Ehl-ı Hal Ve'l-akd
Ehl-ı hal ve'l-akd
Sözlükte ehl sahip, hal azletmek, çözmek, akdi bağlamak,
düğüm atmak ve seçmek anlamına gelir. Ehlü'l Hal ve'l-Akd;
bir İslam amme hukuku terimi olup, İslam devlet başkanını
seçme ve gerektiğinde onu azletme yetkisine sahip olan kimselerin
oluşturduğu meclistir. İslam hukukunda, müslümanların
devlet başkanına "halife, İmam, müminlerin emiri"
isimleri verilmiştir. Ayette: "Onların işleri
aralarında şûra (danışma) iledir" (eş-Şûra,
42/38) buyurulur. Bu ayet, İslam idaresinin müslümanlar arasında
sûra esasına dayandığını ifade etmektedir.
Ayrıca, müslüman toplumun, devlet başkanı kontrol edecek,
devlet işlerini düzenleme ve yürütmede ona katılacak bir
topluluğu seçip görevlendireceğine işaret etmektedir (Ebû
Zehra, Usûlü'l-Fıkh, s.143).
Kimlerin devlet başkanı adayı ve
kimlerin de seçmen olacağı ayet, hadis veya icma ile
belirlenmemiş, ancak İslam'ın genel prensiplerinden
hareket edilerek ehlü'l-hal ve'l-akd meclisi üyelerinde şu
vasıfların bulunması öngörülmüştür:
1) Adalet: Bu üyeleri her yönü ile doğru
bilinen, takva ve mürüvvet sahibi olması gerekir.

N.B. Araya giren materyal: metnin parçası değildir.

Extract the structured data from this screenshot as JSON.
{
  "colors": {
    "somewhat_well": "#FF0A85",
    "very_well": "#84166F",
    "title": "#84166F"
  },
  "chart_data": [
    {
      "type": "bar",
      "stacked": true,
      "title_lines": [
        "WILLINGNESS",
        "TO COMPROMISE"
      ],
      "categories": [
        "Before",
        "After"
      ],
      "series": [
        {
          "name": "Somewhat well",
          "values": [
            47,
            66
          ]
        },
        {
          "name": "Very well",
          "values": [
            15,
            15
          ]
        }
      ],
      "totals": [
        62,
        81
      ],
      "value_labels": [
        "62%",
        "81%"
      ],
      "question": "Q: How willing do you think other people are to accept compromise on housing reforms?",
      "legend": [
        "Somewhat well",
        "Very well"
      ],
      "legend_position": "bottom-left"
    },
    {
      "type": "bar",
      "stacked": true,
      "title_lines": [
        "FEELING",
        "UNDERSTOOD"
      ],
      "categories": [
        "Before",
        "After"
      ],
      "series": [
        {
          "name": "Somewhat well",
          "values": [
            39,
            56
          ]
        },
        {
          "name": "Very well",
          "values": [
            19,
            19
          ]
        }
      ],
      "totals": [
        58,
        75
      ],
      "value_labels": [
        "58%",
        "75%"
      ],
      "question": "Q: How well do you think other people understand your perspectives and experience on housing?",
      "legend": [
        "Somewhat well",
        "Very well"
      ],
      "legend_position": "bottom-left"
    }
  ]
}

Bu vasıf,
İslam'ın emir ve yasaklarına uymakla gerçekleşir.
2) Bilgi: Adayda, İslam'ın
aradığı şart ve vasıflan bilmeye yeterli ilim
sahibi olmak.
3) Görüş ve hikmet sahibi olmak: Adaylar
arasından bu göreve en layık, maslahat bakımından
daha uygun ve daha bilgili olanı seçmeye götürecek bir görüş
ve insanları tanıma kabiliyetine sahip olmak gerekir.
Buna göre bu kimseler, yalnız, ayet ve
hadislerden hüküm çıkarabilen müctehidlerden ibaret olmayıp,
yukarıdaki vasıfları taşıyanların da kapsama
girdiği kabul edilir. Başkan adayının beldesinden olan
seçmenlerin, diğer belde seçmenlerine bir üstünlüğü yoktur.

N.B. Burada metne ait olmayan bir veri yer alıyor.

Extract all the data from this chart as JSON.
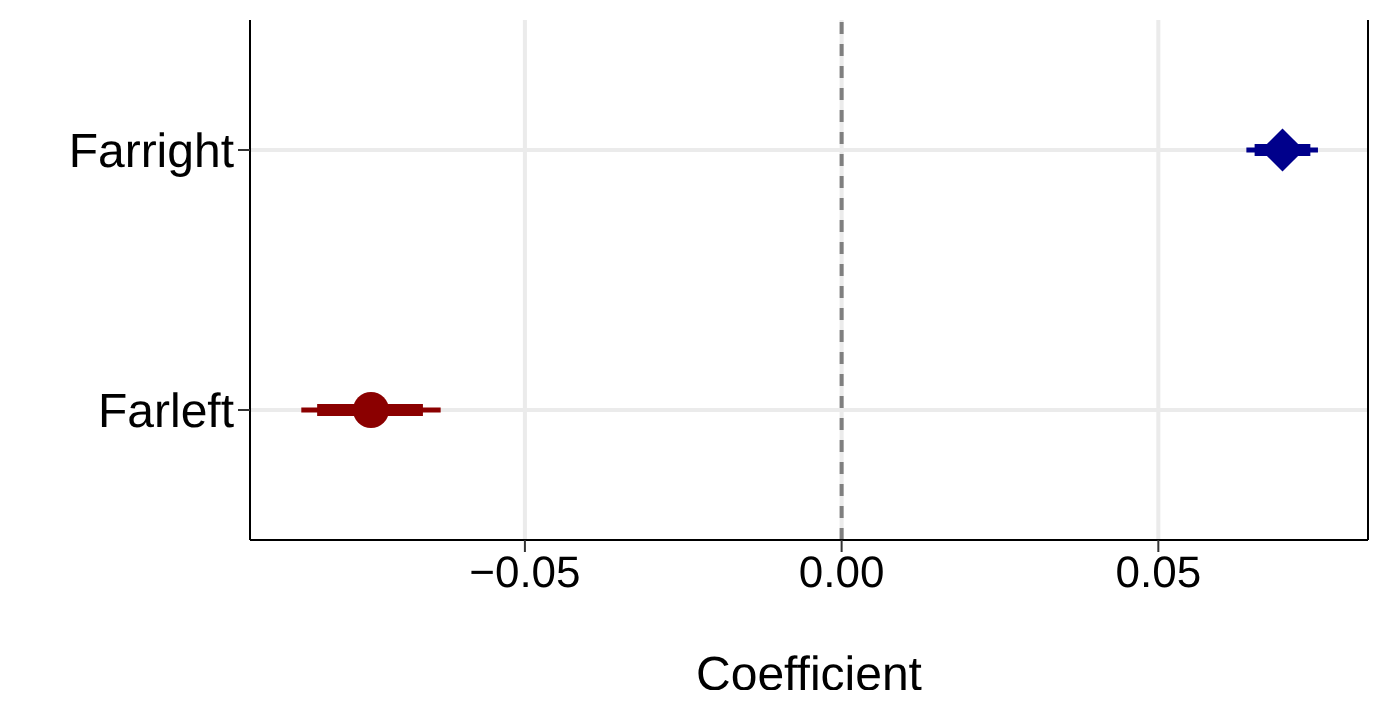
{
  "chart_data": {
    "type": "scatter",
    "orientation": "horizontal",
    "xlabel": "Coefficient",
    "categories": [
      "Farright",
      "Farleft"
    ],
    "series": [
      {
        "type": "bar",
        "colors": [
          "#00008b",
          "#8b0000"
        ],
        "base": [
          0.0652,
          -0.0828
        ],
        "values": [
          0.0088,
          0.0167
        ]
      },
      {
        "color": "#00008b",
        "marker": "diamond",
        "values": [
          0.0696,
          null
        ],
        "errors": [
          [
            0.0639,
            0.0752
          ],
          null
        ]
      },
      {
        "color": "#8b0000",
        "marker": "circle",
        "values": [
          null,
          -0.0743
        ],
        "errors": [
          null,
          [
            -0.0853,
            -0.0633
          ]
        ]
      }
    ],
    "xlim": [
      -0.0934,
      0.0831
    ],
    "xticks": [
      {
        "value": -0.05,
        "label": "−0.05"
      },
      {
        "value": 0,
        "label": "0.00"
      },
      {
        "value": 0.05,
        "label": "0.05"
      }
    ],
    "ref_lines": [
      {
        "axis": "x",
        "value": 0,
        "color": "#7f7f7f",
        "line_style": "dashed"
      }
    ],
    "grid": true,
    "legend": false
  }
}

Ancak dinî nitelikte olmamak üzere, başkan adayının
beldesinden birisi seçim işlerini düzenlemek ve yürütmek için
görevlendirilebilir. Devlet başkanlığı
makamının boş kalmaması için bu düzenlemeye ihtiyaç
olabilir (Ebû Ya'la, el-Ahkamü's-Sultaniyye, s.4, vd.; el-Maverdî,
el-Ahkamü's-Sultaniyye, terc. Ali Şafak, İstanbul 1976, s.6)

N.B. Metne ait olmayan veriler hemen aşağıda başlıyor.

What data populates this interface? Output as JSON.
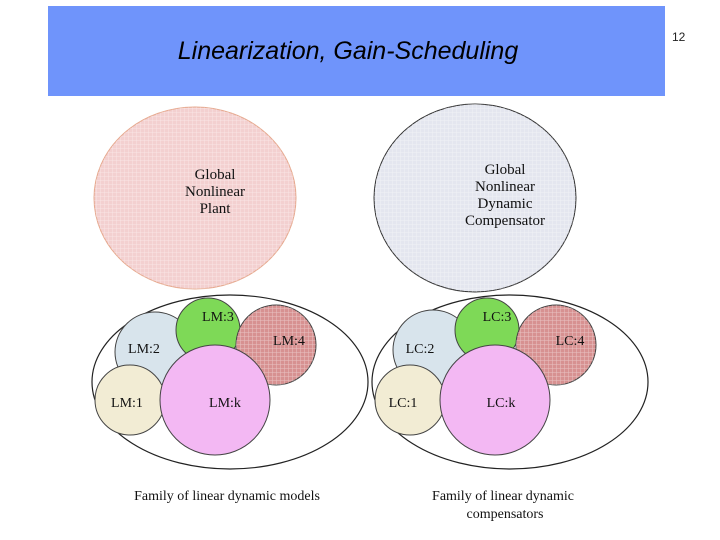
{
  "slide": {
    "title": "Linearization, Gain-Scheduling",
    "page_number": "12"
  },
  "colors": {
    "title_bar": "#6f94fb",
    "plant_fill": "#f3d0d0",
    "compensator_fill": "#e4e6ef",
    "local_1_fill": "#f2ecd4",
    "local_2_fill": "#d8e4ec",
    "local_3_fill": "#7ed957",
    "local_4_fill": "#d79191",
    "local_k_fill": "#f3b8f3"
  },
  "diagram": {
    "plant": {
      "lines": [
        "Global",
        "Nonlinear",
        "Plant"
      ]
    },
    "compensator": {
      "lines": [
        "Global",
        "Nonlinear",
        "Dynamic",
        "Compensator"
      ]
    },
    "models": {
      "lm3": "LM:3",
      "lm2": "LM:2",
      "lm4": "LM:4",
      "lm1": "LM:1",
      "lmk": "LM:k",
      "caption": "Family of linear dynamic models"
    },
    "compensators": {
      "lc3": "LC:3",
      "lc2": "LC:2",
      "lc4": "LC:4",
      "lc1": "LC:1",
      "lck": "LC:k",
      "caption_lines": [
        "Family of linear dynamic",
        "compensators"
      ]
    }
  }
}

Devlet başkanını seçecek olanların
sayısı ile ilgili bir miktar söylemek güçtür- el-Maverdî,
bu konudaki görüşleri iki maddede toplar:
1) Bir grup alime göre, devlet başkanı,
rızanın genel olması için her beldeden ehl-i hal ve'l-akd
meclisine katılacakların çoğunluğu (cumhûru) ile
seçilmiş olur. Hz. Ebû Bekir'in hilafete gelişi bu
şekilde olmuştur. Benû Saîde Sakifesi'ndeki bey'at'ta hazır
bulunmayanların gelmesi beklenmemiştir.
2) Diğer bir grup alimlere göre ise bu meclis en
az beş kişi olmalıdır. Bunlar bir aday üzerinde
görüş birliği yaparlar veya diğer dördünün rızası
ile, içlerinden birisini devlet başkanı seçerler. Bu görüşte
olanların ileri sürdükleri delilleri de sahabe uygulamasıdır:
a) Hz. Ebu Bekir'e bey'at, önce beş sahabenin
görüş birliğine varması ile gerçekleşmiş,
sonra diğer sahabeler de O'na tabi olmuştur. Bu beş sahabe
şunlardır: Ömer b. el-Hattab, Ebû Ubeyde b. el-Cerrah, Useyd
b. Hudayr, Bişr b. Sa'd ve Ebû Huzeyfe'nin azadlısı Salim
(r.anhüm). Hz. Ömer de kendisinden sonra halife seçimi için altı
kişilik bir şûra belirlemiştir. Bunlardan beş
tanesinin rızası ile, içlerinden birisi halife seçilecekti
Şûra, Hz. Osman'ı seçti.
b) Bazı Kûfe alimlerine göre, halife üç kişi
ile seçilebilir. Bu görevi, birisi diğer ikisinin rızası
ile üstlenmiş olur. Böylece nikah akdinin bir veli ve iki şahitle
meydana gelmesi gibi, devlet başkanı da bir yönetici (hakim)
ve iki şahitle seçilmiş olur.
c) Diğer bir grup bilginlere göre ise, devlet başkanı
tek kişinin rızası ile de seçilmiş olur. Abbas b.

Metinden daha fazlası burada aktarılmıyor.